Bulls, she thought. Giants from another age. The great bulls of Lascaux, on each side of her, rising. No, towering into the ceiling, and given depth and mass by the other beasts around them. She saw horses and great deer with monstrous antlers, and then what seemed almost a unicorn. My God, she thought, all sense of fear gone, her instant reaction of alarm replaced by a sense of enchanted wonder, the bulls are dancing.

Manners released her arm and stepped two paces forward, and began to spin slowly, taking in the great painted arc of roof above their heads, the beasts before them and behind, spinning and moving as if he were dancing too. His arms stretched out dreamily, his trunk swayed, his glowing face seemed at sublime peace. And realizing that she had suppressed this thought too long, Lydia knew that she wanted to bed this man.

She sensed her own feet follow unbidden, unable to stay still, unable to focus upon any one image as the animals seemed to swirl and lumber around her. She heard Manners laugh with pure joy, and her own delight surged too. She could not be silent and laughed exultantly in turn as she stepped forward. Manners, his face beaming at her, took her hand, raised it high, and twirled her as if on a dance floor. She heard Clothilde join the laughter, and Malrand start to clap his hands together, half-mockery, half-salute.

And then the darkness fell once more as the director turned off the lamps. An utter blackness, freezing her, chilling her, holding her in place as the sense of the still-looming bulls began to invade her joy. A spark, as rude as lightning, and then a tiny glow, like a feeble candle, was in the director’s hand. He moved forward, taking the dim light to a great black bull with a speckled face, two horses seeming to race beneath it, and another red horse with a black mane running at its shoulder.

“This is one of the lamps they used,” came the director’s voice, soft and low, almost sepulchral. “It is made of stone, a small bowl hollowed out to hold tallow and a juniper wick. It reaches but one image at a time, one beast at a time, each taking its place in this pantheon of prehistory.”

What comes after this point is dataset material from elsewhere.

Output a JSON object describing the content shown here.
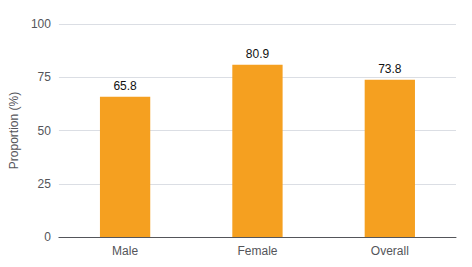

A complete silence fell as they all stood immobile in place, Lydia and Manners still joined by their raised hands, frozen in minuet. The director flicked on a small but very powerful torch, and played it deliberately from beast to beast, picking out faces that became distinct personalities. A big black bull to the right, its horns raised as if in challenge. Two to her left seemed to face each other almost genially, one almost jaunty with the cock of its forward legs, the other placidly bovine, looking almost surprised.

“When I first saw it by the light of a small electric torch, I thought they would devour me,” said Malrand. “Then I looked at their faces, and they seemed almost friendly.”

“When I first saw this, I wanted to dance too, dance and sing,” Clothilde said. “This is a joyous place, solemn but filled with delights. The whiteness of the chalk makes it so light, even with a feeble candle. Even in total darkness, you know that it but waits for the smallest glow of light. This is how churches should be. If they were, perhaps I might attend them.”

“Perhaps that is why Abbe Breuil called it the Sistine Chapel of prehistoric man,” said Malrand. “Their God might not have borne much resemblance to our own, but their sense of worship seems very close to us. A little happier, perhaps, more at ease with the life around them. I think I understand your teacher, Clothilde, your Leroi-Gourhan, who felt it was all a balance between the male and female principle. This is a sensual place. There is sexuality here.”

“There is movement, too, Monsieur le President,” said the director, shifting his torch to the right. “See the great black bull. Is he guarding or is he challenging, about to charge? But look where he points.” The torch flicked to an opening at the end of the cave, an opening half-blocked by more paintings. He led them toward it.